Hua Yiming, Chen Ze, Cheng Lele, Ding Ning, Xie Yifei, Wu Hao, Jing Huaizhi, Xu Yu, Wu Yue, Lan Beidi
Department of Cardiovascular Medicine, The First Affiliated Hospital of Xi'an Jiaotong University, Xi'an, Shaanxi, China.
Key Laboratory of Molecular Cardiology, Key Laboratory of Environment, Genes Related to Diseases, Ministry of Education Xi'an Jiaotong University, Xi'an, Shaanxi, China.
Front Endocrinol (Lausanne). 2025 Jun 12;16:1615051. doi: 10.3389/fendo.2025.1615051. eCollection 2025.
Glycemic variability (GV) is an increasingly important predictive indicator of vascular occlusion-related complications. Studies have demonstrated that a higher GV is associated with poor outcomes in patients with cerebral infarction (CI). The prognostic utility of GV in CI patients for predicting acute kidney injury (AKI) remains inadequately characterized. This investigation systematically examines the pathophysiological relationship between acute glycemic fluctuations and AKI development in CI populations, with particular emphasis on temporal patterns of glucose dysregulation.

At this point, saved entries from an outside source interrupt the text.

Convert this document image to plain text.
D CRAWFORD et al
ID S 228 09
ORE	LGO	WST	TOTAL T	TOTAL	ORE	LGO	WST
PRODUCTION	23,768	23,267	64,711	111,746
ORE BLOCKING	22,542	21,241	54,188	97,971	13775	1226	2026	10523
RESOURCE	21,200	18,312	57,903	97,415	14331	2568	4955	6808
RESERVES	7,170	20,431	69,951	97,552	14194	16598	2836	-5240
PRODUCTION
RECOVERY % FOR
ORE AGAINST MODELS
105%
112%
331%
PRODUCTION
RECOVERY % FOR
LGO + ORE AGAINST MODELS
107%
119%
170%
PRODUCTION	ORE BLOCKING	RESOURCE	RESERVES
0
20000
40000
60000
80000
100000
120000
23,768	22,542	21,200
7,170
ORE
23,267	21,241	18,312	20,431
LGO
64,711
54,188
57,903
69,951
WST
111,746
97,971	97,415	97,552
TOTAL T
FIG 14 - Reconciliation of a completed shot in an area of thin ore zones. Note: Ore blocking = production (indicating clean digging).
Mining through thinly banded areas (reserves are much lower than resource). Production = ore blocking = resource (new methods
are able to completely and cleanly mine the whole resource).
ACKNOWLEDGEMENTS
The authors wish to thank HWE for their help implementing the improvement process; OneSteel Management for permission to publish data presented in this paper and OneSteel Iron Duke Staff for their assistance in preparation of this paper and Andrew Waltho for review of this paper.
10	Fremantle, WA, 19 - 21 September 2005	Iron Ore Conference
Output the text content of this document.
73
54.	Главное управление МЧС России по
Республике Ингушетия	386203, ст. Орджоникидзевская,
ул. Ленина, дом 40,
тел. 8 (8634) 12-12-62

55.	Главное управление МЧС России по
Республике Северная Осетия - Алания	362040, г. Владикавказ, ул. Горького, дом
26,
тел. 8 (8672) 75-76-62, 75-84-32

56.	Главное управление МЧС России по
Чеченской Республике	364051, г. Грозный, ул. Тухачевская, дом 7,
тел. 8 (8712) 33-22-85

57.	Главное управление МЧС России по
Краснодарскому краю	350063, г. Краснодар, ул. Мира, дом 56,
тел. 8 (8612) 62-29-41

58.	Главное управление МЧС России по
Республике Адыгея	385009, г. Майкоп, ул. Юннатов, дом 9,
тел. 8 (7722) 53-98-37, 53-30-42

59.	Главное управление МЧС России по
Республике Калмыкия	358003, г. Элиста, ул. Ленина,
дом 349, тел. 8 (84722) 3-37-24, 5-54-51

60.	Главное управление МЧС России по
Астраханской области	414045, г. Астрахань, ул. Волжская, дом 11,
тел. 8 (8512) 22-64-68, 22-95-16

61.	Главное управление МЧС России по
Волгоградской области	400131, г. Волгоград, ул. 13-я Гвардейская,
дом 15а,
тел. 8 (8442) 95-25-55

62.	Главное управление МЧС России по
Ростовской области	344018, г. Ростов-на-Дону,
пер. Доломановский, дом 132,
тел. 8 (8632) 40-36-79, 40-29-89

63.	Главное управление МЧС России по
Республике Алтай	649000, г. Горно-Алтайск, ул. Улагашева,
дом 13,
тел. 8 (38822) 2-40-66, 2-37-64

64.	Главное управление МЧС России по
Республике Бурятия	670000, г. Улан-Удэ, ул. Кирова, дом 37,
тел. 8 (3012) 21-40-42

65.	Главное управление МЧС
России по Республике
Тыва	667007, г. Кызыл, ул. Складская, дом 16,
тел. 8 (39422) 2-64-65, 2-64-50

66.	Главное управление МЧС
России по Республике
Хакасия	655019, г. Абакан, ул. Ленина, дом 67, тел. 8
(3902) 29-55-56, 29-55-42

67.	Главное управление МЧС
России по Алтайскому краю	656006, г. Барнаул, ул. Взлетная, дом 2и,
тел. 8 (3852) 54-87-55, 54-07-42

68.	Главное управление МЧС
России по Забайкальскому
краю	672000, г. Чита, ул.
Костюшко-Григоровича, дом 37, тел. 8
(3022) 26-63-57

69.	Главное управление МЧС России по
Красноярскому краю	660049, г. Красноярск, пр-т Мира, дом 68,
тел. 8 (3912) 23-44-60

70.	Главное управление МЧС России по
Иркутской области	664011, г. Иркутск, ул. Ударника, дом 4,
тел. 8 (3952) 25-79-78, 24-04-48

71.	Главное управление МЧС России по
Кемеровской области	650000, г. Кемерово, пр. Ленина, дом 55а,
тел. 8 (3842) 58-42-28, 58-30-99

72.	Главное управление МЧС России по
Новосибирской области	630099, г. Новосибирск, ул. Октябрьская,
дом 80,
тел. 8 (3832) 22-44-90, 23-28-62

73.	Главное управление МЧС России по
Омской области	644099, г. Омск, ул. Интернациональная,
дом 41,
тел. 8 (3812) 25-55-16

This retrospective cohort analysis utilized data from the MIMIC-IV database, categorizing CI patients into quartiles based on GV metrics. Primary outcomes included AKI incidence and renal replacement therapy (RRT) initiation, with in-hospital mortality designated as the secondary endpoint. Analytical methodologies employed Kaplan-Meier survival curves with log-rank testing, multivariable-adjusted Cox proportional hazards regression, and logistic regression modeling to evaluate GV-AKI associations while controlling for critical confounders.
The analytical cohort comprised 3,343 critically ill individuals extracted from the MIMIC-IV database. Kaplan-Meier curve analysis demonstrated progressively elevated cumulative risks of AKI development, RRT requirement, and in-hospital mortality among individuals with heightened GV. Following multivariable adjustment, logistic regression models and Cox proportional hazards analyses confirmed GV as an independent predictor of AKI progression, RRT dependency, and mortality risk in cerebral infarction patients.
This investigation identifies GV as an independent prognostic determinant for AKI development in cerebral infarction patients. GV demonstrates clinical utility as a biomarker for stratifying AKI risk in this population.
血糖变异性(GV)是血管闭塞相关并发症日益重要的预测指标。研究表明,较高的GV与脑梗死(CI)患者的不良预后相关。GV在CI患者中预测急性肾损伤(AKI)的预后价值仍未得到充分描述。本研究系统地探讨了CI人群中急性血糖波动与AKI发生之间的病理生理关系,特别关注血糖失调的时间模式。
本回顾性队列分析利用了MIMIC-IV数据库中的数据,根据GV指标将CI患者分为四分位数。主要结局包括AKI发生率和开始肾脏替代治疗(RRT),住院死亡率作为次要终点。分析方法采用Kaplan-Meier生存曲线和对数秩检验、多变量调整的Cox比例风险回归以及逻辑回归模型,以评估GV与AKI的关联,同时控制关键混杂因素。
分析队列包括从MIMIC-IV数据库中提取的3343名危重症患者。Kaplan-Meier曲线分析表明,GV升高的个体发生AKI、需要RRT和住院死亡的累积风险逐渐升高。经过多变量调整后,逻辑回归模型和Cox比例风险分析证实,GV是脑梗死患者AKI进展、RRT依赖和死亡风险的独立预测因素。
本研究确定GV是脑梗死患者发生AKI的独立预后决定因素。GV作为该人群AKI风险分层的生物标志物具有临床应用价值。